I will dig around a bit to see if some other settings need to be updated, but so far so good – everything seems to be working just fine.

14 Replies to “Add more RAM memory to ReadyNAS RN312”

  1. Thanks for the details. However when I opened up my 316 my SODIMM was a tad different; PC#3L-12800 which I believe is the low voltage one… Weird eh?

    1. Well, it’s not entirely strange that the electronics differ between NASes with 2 drives (RN312 which I have) and 6 drives (RN316, which you are lucky enough to own, I understand?). More SATA interfaces etc needed for the larger systems. That said, I would expect that non-drive electronics remained the same… There is usually a lot in common between different models of similar electronics products, in some cases manufacturers just use software to cripple low-end versions of products. The electronics might be exactly the same as more expensive products.

      But it is also a possibility that NetGear has evolved the RN platform, and now use low voltage memories in all/many/more than one products manufactured today.

      Either way – make sure to order the right upgrade RAM for your particular NAS, of course 🙂

      1. Understood, but I would have expected the 312 and the 316 to be VERY similar since the core specs are the same. Anyway, got a 4G SIMM ordered. Also, I ot crashplan and monitorix up and running thanks to you. Very cool indeed!

  2. I thought I would post here that I was able to perform the same upgrade on the ReadyNAS 314. Since the Hynix module the author was out of stock everywhere, I ordered the following gskill one:
    Part name F3-10600CL9S-4GBSQ

    I made sure it had 9-9-9-24 timing @ 1333 MHz (PC3 10600) and 1.5 V operating voltage, like the kit mentioned in another post on this site.

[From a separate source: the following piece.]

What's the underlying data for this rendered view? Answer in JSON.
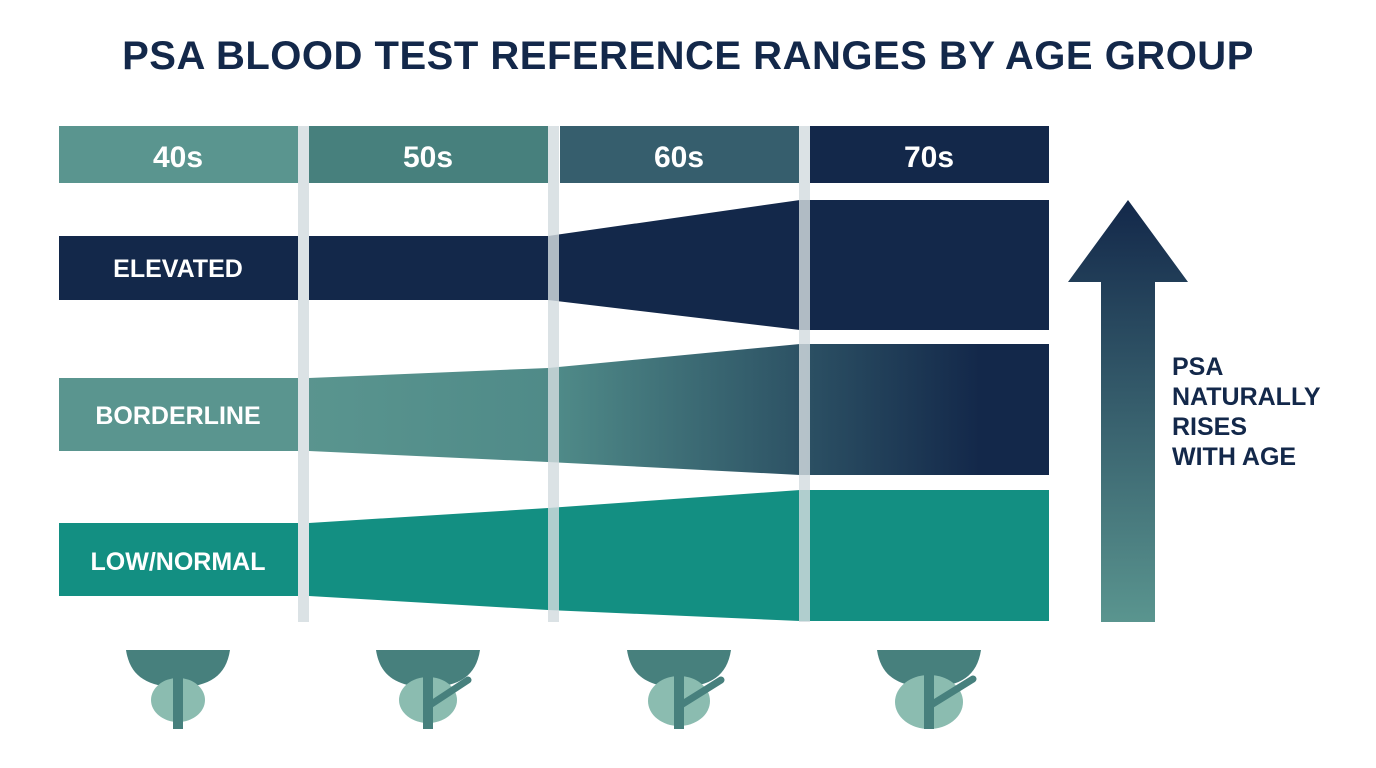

    Getting to the memory slot on my unit was fairly easy, though more complicated than described above. First you have to remove both sides of the unit. Two screws each on the back hold them in place, after removing these slide the panel towards the back, and finally wiggle it straight out. Next, remove the 4 screws holding the top plate down (these were previously covered by the side panels). Now slide the top panel off, again towards the back then out, and you will see the memory slot hiding underneath. Simply pop the old one out and replace it with the new one (Beware of static! Try to hold something grounded with your other hand.)

    You may want to replace just the top cover with a couple screws, to protect the memory, then power on the NAS first before you do all the side panels. I decided to cross my fingers for luck instead and just go for it, but YMMV.

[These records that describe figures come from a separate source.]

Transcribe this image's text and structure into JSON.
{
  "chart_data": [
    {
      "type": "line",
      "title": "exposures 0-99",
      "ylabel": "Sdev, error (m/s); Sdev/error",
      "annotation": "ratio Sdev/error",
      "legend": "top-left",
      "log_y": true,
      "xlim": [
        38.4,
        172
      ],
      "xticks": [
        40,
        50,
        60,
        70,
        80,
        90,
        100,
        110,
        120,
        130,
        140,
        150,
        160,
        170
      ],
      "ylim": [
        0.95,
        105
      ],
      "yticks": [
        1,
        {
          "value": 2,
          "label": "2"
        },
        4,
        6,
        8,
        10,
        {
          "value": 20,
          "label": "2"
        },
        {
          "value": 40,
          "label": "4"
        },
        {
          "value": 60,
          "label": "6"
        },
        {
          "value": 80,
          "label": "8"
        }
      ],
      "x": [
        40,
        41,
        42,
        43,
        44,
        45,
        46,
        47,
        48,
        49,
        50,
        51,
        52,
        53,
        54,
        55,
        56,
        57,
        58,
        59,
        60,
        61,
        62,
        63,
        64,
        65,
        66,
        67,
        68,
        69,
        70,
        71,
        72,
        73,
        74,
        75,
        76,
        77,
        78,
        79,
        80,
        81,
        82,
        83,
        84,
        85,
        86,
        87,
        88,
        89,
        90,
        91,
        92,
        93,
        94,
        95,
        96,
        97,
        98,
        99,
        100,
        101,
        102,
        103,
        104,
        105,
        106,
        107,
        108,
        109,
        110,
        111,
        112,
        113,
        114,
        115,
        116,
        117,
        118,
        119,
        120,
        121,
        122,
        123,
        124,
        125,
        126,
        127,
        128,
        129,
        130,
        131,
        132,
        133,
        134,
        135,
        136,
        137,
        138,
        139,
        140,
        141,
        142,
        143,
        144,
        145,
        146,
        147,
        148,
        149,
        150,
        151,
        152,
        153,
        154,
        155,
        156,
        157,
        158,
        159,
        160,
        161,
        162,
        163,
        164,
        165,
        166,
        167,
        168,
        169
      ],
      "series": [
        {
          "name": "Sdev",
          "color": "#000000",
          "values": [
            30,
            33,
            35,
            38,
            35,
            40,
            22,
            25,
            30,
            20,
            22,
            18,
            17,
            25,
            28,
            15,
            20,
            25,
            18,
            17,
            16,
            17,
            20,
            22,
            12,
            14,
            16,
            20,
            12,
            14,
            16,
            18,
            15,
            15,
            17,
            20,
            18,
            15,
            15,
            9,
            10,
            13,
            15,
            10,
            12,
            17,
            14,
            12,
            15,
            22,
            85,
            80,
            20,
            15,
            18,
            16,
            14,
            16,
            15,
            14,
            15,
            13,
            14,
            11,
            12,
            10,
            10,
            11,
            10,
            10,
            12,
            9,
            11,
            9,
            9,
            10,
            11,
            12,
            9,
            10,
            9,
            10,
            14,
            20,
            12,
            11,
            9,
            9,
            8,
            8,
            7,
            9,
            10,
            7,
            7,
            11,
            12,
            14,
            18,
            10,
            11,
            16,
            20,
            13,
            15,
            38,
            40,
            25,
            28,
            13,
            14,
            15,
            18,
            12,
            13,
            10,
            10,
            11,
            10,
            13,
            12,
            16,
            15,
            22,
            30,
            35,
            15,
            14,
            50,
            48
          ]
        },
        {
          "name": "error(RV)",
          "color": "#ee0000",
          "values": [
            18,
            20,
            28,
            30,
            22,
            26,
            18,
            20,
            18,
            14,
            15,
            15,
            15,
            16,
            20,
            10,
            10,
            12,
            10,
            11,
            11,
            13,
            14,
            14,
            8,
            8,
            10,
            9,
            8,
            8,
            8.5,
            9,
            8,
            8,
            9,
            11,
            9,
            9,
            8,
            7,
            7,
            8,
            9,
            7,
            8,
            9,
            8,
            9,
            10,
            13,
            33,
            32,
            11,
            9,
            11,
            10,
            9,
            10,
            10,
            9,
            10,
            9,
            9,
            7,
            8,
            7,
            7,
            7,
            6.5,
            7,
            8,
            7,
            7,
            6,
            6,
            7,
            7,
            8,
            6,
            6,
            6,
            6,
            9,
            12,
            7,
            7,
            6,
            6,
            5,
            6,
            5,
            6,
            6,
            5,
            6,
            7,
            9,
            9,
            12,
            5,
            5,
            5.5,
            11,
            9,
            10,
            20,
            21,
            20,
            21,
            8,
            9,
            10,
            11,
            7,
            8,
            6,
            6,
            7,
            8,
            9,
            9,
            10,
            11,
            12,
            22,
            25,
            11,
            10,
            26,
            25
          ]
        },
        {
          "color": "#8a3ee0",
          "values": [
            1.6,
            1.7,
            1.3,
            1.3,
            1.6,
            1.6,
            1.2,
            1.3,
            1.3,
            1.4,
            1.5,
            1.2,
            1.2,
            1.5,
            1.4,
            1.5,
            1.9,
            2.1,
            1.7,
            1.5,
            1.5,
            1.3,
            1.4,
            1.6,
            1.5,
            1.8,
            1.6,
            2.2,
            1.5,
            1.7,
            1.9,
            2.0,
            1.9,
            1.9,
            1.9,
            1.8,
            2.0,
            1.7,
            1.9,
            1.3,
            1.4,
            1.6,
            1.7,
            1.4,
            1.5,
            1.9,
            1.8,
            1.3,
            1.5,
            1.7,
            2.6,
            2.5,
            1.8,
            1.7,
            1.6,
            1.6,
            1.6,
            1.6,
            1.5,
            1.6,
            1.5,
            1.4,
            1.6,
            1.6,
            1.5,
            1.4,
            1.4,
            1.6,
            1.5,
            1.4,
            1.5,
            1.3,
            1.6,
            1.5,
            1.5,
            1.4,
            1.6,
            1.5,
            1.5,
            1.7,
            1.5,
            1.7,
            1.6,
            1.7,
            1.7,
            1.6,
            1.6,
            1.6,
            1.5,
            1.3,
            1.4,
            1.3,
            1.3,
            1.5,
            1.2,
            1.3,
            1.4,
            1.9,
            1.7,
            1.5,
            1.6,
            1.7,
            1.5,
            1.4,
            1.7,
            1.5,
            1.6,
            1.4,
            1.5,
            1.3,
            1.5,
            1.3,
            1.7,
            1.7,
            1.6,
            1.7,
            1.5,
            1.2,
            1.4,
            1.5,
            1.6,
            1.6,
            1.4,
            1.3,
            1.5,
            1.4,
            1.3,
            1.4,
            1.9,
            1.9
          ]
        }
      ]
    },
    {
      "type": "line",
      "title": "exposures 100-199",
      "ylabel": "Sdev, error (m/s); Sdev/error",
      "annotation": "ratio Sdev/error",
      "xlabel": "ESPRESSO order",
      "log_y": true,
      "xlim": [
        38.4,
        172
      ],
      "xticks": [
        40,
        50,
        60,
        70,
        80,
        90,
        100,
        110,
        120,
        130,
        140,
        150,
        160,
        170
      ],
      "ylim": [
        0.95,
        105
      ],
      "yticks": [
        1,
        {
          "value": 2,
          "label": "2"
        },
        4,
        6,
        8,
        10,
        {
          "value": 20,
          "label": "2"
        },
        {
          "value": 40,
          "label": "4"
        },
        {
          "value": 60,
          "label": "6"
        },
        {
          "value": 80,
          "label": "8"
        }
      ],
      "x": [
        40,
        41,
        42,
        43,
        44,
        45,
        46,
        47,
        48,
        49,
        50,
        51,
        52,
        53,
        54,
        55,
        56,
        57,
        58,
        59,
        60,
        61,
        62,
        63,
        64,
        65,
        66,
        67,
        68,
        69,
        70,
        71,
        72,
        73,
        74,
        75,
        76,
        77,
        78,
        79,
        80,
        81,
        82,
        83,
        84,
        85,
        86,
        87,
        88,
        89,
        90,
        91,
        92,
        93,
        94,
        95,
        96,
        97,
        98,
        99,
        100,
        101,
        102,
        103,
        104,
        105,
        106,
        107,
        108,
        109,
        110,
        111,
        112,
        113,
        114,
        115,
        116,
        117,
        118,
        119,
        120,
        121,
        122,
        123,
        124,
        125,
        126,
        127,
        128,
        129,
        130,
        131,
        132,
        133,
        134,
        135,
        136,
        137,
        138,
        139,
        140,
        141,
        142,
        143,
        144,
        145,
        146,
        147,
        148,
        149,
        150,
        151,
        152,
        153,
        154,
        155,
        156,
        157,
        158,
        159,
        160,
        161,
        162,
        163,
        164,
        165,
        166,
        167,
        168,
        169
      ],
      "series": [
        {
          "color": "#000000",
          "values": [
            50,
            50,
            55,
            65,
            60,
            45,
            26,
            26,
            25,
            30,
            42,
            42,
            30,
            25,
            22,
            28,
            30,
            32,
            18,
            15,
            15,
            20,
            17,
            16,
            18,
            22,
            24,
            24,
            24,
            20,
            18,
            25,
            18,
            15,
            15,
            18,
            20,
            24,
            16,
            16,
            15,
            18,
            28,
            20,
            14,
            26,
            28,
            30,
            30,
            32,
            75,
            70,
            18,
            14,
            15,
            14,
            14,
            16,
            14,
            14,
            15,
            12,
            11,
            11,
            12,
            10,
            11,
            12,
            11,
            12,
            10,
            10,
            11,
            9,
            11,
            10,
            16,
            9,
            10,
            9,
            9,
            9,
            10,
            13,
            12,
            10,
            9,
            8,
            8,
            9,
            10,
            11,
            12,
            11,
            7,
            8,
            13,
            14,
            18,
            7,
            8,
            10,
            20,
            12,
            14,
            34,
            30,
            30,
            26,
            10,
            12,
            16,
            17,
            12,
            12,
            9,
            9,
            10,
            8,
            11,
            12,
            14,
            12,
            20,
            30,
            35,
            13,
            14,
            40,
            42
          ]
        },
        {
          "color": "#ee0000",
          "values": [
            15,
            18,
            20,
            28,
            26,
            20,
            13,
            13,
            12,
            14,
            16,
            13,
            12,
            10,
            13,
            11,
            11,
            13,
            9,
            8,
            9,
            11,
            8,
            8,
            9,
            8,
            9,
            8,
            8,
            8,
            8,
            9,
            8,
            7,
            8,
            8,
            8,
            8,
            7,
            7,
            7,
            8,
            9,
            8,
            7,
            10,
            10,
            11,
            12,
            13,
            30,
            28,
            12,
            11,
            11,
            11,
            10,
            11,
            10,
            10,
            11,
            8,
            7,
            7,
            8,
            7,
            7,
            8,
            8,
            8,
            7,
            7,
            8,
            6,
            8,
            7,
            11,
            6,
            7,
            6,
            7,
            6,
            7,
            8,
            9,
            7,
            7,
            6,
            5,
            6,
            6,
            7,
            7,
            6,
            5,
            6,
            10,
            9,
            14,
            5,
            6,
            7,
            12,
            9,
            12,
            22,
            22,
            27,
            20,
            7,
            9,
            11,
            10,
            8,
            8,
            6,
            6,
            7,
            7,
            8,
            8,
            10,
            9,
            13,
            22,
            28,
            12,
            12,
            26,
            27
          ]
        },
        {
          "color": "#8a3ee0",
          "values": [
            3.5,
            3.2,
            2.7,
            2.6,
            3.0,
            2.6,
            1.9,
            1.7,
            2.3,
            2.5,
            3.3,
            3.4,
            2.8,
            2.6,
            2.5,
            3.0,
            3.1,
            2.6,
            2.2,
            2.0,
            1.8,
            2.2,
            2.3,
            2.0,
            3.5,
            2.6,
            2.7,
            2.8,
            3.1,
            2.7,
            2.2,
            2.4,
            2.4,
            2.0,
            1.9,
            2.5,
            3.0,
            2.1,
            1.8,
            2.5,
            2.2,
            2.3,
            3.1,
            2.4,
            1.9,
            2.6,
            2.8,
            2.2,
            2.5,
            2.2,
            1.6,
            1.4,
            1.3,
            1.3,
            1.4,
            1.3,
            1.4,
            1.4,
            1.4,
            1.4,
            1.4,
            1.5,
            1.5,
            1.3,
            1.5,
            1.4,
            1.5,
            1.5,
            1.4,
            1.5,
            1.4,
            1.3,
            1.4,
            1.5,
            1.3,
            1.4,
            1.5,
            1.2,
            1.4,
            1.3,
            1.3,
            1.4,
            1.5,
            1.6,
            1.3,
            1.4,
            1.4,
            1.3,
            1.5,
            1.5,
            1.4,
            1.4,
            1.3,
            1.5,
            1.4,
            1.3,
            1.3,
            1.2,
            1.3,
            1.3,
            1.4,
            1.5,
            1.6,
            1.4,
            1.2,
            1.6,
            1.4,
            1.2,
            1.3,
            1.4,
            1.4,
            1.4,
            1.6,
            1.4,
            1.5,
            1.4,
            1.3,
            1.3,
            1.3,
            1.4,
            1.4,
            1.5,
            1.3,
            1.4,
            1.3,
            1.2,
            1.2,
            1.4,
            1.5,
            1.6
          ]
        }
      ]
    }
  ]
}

    When reinserting all the panels, observe the notches cut out on each to accommodate the clasps on the unit. These clasps seem fairly easy to break, so be sure to line them up with the notches, then push the panel in and slide it into place.

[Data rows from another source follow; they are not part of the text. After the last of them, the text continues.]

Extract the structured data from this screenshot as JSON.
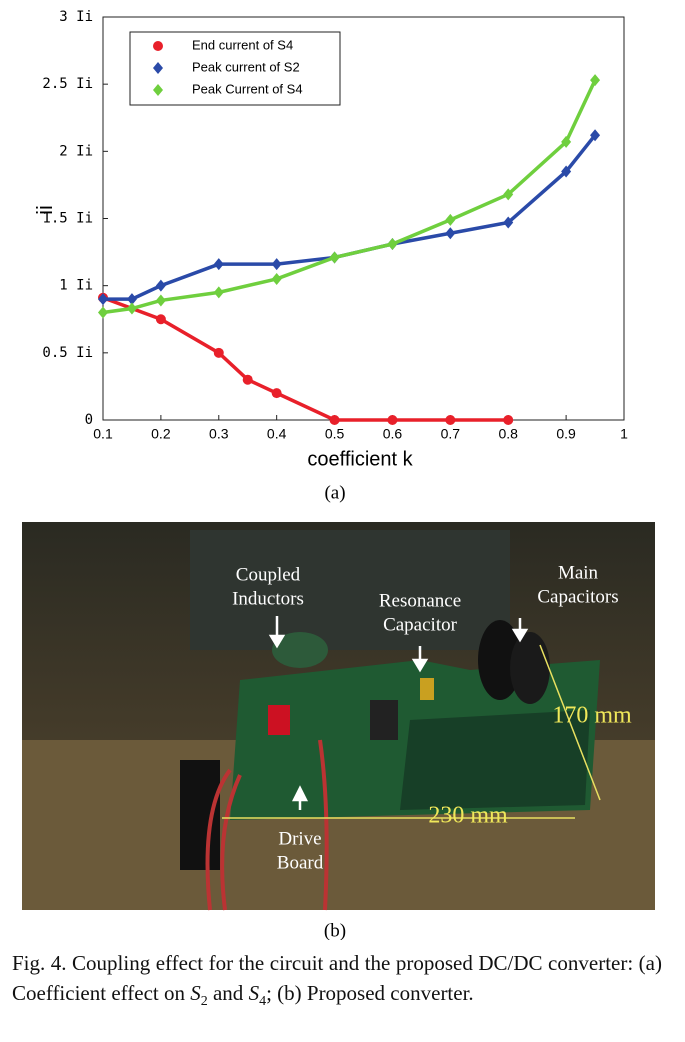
{
  "chart_data": {
    "type": "line",
    "xlabel": "coefficient k",
    "ylabel": "ii",
    "xlim": [
      0.1,
      1
    ],
    "xticks": [
      0.1,
      0.2,
      0.3,
      0.4,
      0.5,
      0.6,
      0.7,
      0.8,
      0.9,
      1
    ],
    "ylim": [
      0,
      3
    ],
    "yticks": [
      0,
      {
        "value": 0.5,
        "label": "0.5 Ii"
      },
      {
        "value": 1,
        "label": "1 Ii"
      },
      {
        "value": 1.5,
        "label": "1.5 Ii"
      },
      {
        "value": 2,
        "label": "2 Ii"
      },
      {
        "value": 2.5,
        "label": "2.5 Ii"
      },
      {
        "value": 3,
        "label": "3 Ii"
      }
    ],
    "legend": "upper left",
    "series": [
      {
        "name": "End current of S4",
        "color": "#e8202a",
        "marker": "circle",
        "x": [
          0.1,
          0.2,
          0.3,
          0.35,
          0.4,
          0.5,
          0.6,
          0.7,
          0.8
        ],
        "values": [
          0.91,
          0.75,
          0.5,
          0.3,
          0.2,
          0,
          0,
          0,
          0
        ]
      },
      {
        "name": "Peak current of S2",
        "color": "#2a4aa8",
        "marker": "diamond",
        "x": [
          0.1,
          0.15,
          0.2,
          0.3,
          0.4,
          0.5,
          0.6,
          0.7,
          0.8,
          0.9,
          0.95
        ],
        "values": [
          0.9,
          0.9,
          1.0,
          1.16,
          1.16,
          1.21,
          1.31,
          1.39,
          1.47,
          1.85,
          2.12
        ]
      },
      {
        "name": "Peak Current of S4",
        "color": "#6fcf3e",
        "marker": "diamond",
        "x": [
          0.1,
          0.15,
          0.2,
          0.3,
          0.4,
          0.5,
          0.6,
          0.7,
          0.8,
          0.9,
          0.95
        ],
        "values": [
          0.8,
          0.83,
          0.89,
          0.95,
          1.05,
          1.21,
          1.31,
          1.49,
          1.68,
          2.07,
          2.53
        ]
      }
    ]
  },
  "figure": {
    "label_a": "(a)",
    "label_b": "(b)",
    "photo_labels": [
      "Coupled",
      "Inductors",
      "Resonance",
      "Capacitor",
      "Main",
      "Capacitors",
      "170 mm",
      "230 mm",
      "Drive",
      "Board"
    ],
    "caption": [
      "Fig. 4. Coupling effect for the circuit and the proposed DC/DC converter: (a) Coefficient effect on ",
      "S",
      "2",
      " and ",
      "S",
      "4",
      "; (b) Proposed converter."
    ]
  }
}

    Overall you shouldn’t have any problems!


    1. I haven’t run the above mentioned memory test, I will try to do so when I get a chance. Running that doesn’t perform any factory reset, correct?

      1. @Evan,

        Can’t see why it would initiate a factory reset… but I won’t guarantee it of course. Take a backup first, as always. 🙂

  3. One not so obvious thing about the memory test: While there is no meaningful status on the LEDs, you can simply hook up your readynas using the HDMI port (at leat the 312 has one). The boot menu is still only presenting you the LED ‘interface’ but as soon as the memory test starts You are greeted by Memtest 4.20. It not only shows the abailable memory but of course the progress of the test.

  4. I am thinking if you can upgrade the 314 up to 4 gig ram why not try 8 gig?
    Has anyone tried? DD3L – 1600 PC3L-12800 CL11-11-11-28 So Dimm

  5. Just ordered one of the Hylink memory boards, like the one you used. Besides improvement in add-on App performance, did you note any other basic performance such as Time Machine or cloud syncing or FrontView?

    Thanks for publishing this!

  6. The fastest memory speed that the CPU on RN312 will utilize is 1066 MHz.

    RN312 CPU: Intel Atom D2701 dual-core @ 2.1 GHz. Closest match at Intel:

    Therefore will DDR3 memory speeds of (PC8500) 1066 MHz be enough.

    # dmidecode -t 17
    Speed: 1066 MHz

    Ptarmigan Labs used a faster memory module of 10600 MHz, but it worked fine since faster DDR memory is backwards compatible.